Em 2024, as exportações brasileiras para o Canadá atingiram o recorde de US$ 6,31 bilhões, um crescimento de 9,4% em relação aos US$ 5,77 bilhões de 2023. Esse desempenho resultou em um saldo positivo de US$ 3,53 bilhões na balança comercial com o Canadá: um crescimento de 47,4% em relação ao ano anterior.

Por sua vez, o Brasil, com seu mercado interno aquecido e recursos naturais abundantes, também  atrai companhias canadenses em busca de crescimento. A prova disso é que a CPP Investments, por exemplo, já investe mais de US$ 25 bilhões na América Latina, sendo que quase metade desse montante está no Brasil. Já a Caisse de dépôt et placement du Québec (CDPQ) planeja investir entre US$ 2,94 bilhões a US$ 3,67 bilhões no país até 2027. 

Impactos positivos na bilateralidade dos negócios

Empresas que decidem ingressar nos mercados brasileiro ou canadense se beneficiam de:

  • Segurança jurídica: a clareza na legislação aumenta a confiança dos empresários, protegendo seus direitos e investimentos, reduzindo o risco de disputas legais e arbitrariedades e incentivando-os a expandir seus negócios.
  • Cooperação: o desenvolvimento de projetos conjuntos é impulsionado pela cooperação entre governos e empresas dos dois países. Alguns exemplos de ações conjuntas são: financiamento de projetos de Pesquisa e Desenvolvimento, regulamentação do comércio e rodadas de negócios. 
  • Conhecimento: a interação entre empresas brasileiras e canadenses promove o compartilhamento de tecnologias, práticas de gestão e inovações que podem ser adaptadas a diferentes contextos. Essa troca de conhecimento fortalece a competitividade e o desenvolvimento de novos produtos e serviços.
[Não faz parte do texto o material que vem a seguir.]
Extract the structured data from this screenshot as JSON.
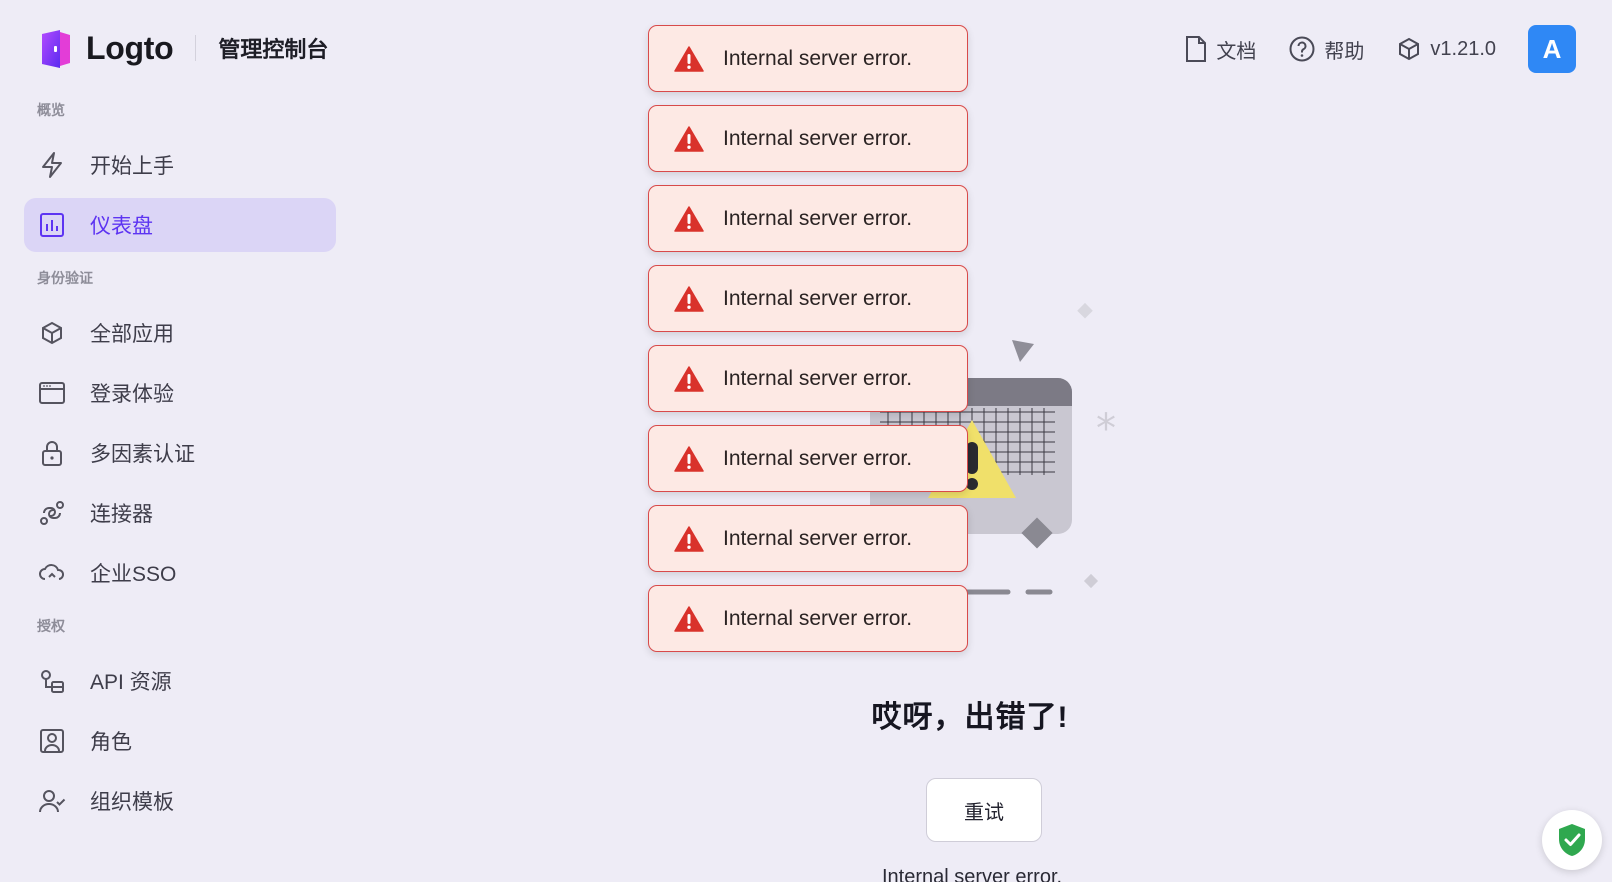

Por que o Brasil e o Canadá são países ideais para as empresas

Para as empresas de todos os portes, o potencial da relação Brasil-Canadá é imenso. 

Mais do que ganhos comerciais diretos, essa conexão impacta diretamente nas estratégias empresariais e no compromisso com a inovação e a sustentabilidade.

Por isso, é fundamental que as empresas acompanhem as mudanças e tendências do mercado internacional, além de contar com parceiros e consultorias especializadas para orientar o processo de internacionalização.